What is interesting here is that such a definition can be added to the repository, which, using its inference capability, will derive that certain pages are BlogFeed, without this information being directly provided in the data, or the rule to derive it being hard-coded in the system. We can therefore engage in an incremental construction of an ontology characterising websites and activities generally, in the context of a particular system, or in the context of a particular user. Our user http://uciad.info/user/mathieu might for example decide to add to his data repository the ontological definition allowing him to recognise traces over BlogFeed realised with the Apple PubSub agent as a particular category of activities (e.g., FeedSyndication), alongside others that characterise other kind of activities: recovering data, reading news, commenting, editing, searching, …

On Self-Tracking

May 18th, 2011

I have said it and repeated it numerous times, UCIAD is profoundly different from all the other JISC Activity data projects at many different levels. One of them, at the basis of our main hypothesis is that we consider activity data for the user’s own consumption, and to his/her own benefit. The team working in UCIAD has made this notion of user-centric personal information a guiding principle for research. With my colleague Matthew Rowe we recently described a major aspect of this research in a position paper for the W3C Workshop on Web Tracking and User Privacy: Self-tracking on the Web.
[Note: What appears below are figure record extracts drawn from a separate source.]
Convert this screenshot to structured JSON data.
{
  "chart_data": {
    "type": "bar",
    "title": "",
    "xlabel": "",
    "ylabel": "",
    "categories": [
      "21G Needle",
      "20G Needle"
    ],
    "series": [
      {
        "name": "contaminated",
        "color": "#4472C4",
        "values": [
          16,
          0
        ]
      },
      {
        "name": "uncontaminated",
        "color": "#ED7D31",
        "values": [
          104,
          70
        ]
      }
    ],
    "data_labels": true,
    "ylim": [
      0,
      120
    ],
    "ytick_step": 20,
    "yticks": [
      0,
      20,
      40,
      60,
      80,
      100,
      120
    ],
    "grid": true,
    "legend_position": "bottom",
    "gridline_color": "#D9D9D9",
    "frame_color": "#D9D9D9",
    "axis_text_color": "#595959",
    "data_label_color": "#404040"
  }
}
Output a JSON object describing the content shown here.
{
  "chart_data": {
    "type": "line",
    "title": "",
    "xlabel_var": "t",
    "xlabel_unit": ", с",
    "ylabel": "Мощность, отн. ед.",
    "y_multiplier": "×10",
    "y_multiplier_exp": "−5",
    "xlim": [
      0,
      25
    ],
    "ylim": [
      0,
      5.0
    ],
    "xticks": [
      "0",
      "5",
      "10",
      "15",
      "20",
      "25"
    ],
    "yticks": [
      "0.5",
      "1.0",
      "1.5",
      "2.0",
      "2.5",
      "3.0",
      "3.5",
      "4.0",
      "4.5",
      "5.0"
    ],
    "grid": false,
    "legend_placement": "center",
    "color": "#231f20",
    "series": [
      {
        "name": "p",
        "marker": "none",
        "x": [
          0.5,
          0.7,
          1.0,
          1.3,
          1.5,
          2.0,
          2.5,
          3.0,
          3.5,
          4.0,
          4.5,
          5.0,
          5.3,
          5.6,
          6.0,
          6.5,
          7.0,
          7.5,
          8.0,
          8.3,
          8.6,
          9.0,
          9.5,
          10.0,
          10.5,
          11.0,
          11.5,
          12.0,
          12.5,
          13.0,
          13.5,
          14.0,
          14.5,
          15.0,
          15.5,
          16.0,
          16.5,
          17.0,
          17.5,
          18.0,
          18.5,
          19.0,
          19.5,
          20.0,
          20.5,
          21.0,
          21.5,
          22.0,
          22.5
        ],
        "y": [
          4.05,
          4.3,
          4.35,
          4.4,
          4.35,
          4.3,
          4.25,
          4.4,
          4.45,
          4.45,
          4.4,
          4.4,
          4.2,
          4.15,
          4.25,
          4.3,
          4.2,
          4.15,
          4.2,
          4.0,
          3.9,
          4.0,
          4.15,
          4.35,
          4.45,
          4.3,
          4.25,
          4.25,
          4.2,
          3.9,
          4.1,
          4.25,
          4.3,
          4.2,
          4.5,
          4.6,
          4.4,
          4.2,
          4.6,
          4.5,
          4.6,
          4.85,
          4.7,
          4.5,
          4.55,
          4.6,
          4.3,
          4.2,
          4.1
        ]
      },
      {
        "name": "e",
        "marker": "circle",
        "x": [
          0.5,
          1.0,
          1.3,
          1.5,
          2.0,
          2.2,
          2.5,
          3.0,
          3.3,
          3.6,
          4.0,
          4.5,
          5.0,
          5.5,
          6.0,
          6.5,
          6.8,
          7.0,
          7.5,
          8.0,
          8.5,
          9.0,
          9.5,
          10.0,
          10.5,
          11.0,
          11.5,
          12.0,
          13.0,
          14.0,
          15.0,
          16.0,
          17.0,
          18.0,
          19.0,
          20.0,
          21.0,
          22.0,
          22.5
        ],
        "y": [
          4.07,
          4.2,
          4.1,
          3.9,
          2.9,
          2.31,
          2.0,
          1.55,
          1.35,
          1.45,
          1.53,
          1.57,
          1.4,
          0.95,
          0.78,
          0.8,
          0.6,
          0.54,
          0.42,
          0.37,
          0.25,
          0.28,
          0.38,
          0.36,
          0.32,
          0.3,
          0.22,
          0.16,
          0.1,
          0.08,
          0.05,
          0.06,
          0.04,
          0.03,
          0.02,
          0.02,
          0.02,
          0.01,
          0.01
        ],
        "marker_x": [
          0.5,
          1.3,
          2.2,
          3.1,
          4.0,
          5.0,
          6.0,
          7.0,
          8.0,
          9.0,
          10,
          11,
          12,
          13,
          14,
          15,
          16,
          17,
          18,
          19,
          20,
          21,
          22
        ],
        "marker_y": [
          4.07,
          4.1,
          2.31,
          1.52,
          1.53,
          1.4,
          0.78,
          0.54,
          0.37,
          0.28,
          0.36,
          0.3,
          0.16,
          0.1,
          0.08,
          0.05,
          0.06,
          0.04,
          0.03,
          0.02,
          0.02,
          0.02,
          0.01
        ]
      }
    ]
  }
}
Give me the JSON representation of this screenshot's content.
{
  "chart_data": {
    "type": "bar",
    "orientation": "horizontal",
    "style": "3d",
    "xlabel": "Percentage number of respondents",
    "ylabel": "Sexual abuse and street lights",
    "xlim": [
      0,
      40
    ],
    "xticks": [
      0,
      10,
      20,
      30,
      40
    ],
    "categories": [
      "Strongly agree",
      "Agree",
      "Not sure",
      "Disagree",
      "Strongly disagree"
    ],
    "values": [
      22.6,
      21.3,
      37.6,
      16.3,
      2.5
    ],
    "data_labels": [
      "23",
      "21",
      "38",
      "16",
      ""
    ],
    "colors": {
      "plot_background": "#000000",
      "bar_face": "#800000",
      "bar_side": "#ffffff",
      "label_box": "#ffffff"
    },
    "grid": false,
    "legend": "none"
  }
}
As described in the paper, entitled “Self-Tracking on the Web: Why and How“, self-tracking is “the activity of monitoring and analysing one’s own behaviour regarding personal information exchange and the consequences of such behaviour on their exposure, privacy and reputation“. We emphasize in this paper how existing tools and technologies to realise self-tracking on the Web are limited, especially in comparison with the tools and technologies used to track user activities and data to the benefit of organisations. The paper concluded that “achieving such a process of self-tracking can be very revealing to Web users, helping them reaching a better awareness of their own online behaviour, and a better understanding of the possible consequences of such behaviour on the exposure of their personal information. Such an approach appears to be crucially needed as the Web evolves to both a global information marketplace, and a major medium for all sorts of social interactions online. [...] We therefore argue that a more principled and comprehensive study of the activity of self-tracking on the Web and of the technological requirements for such an activity to take place should be conducted. This requires for both the social and conceptual models of the way personal information is exchanged on the Web to be related to the technological protocols that are used as mediums for instantiating these models. From a more concrete point of view, we believe that a new set of tools are to be created that will support users in monitoring their own activity on the Web

UCIAD can be seen as an experiment in this direction. Focusing on Web data related to the interaction between an user and an organisation, it is looking at the techniques, the models and the tools that are necessary to enable users to have a personalised view on their own data, i.e., the data generated by their own activity. More generally, it is also setting up generic models of activity online i.e., the ontologies and the associated technological components, that can be reused in broader environments.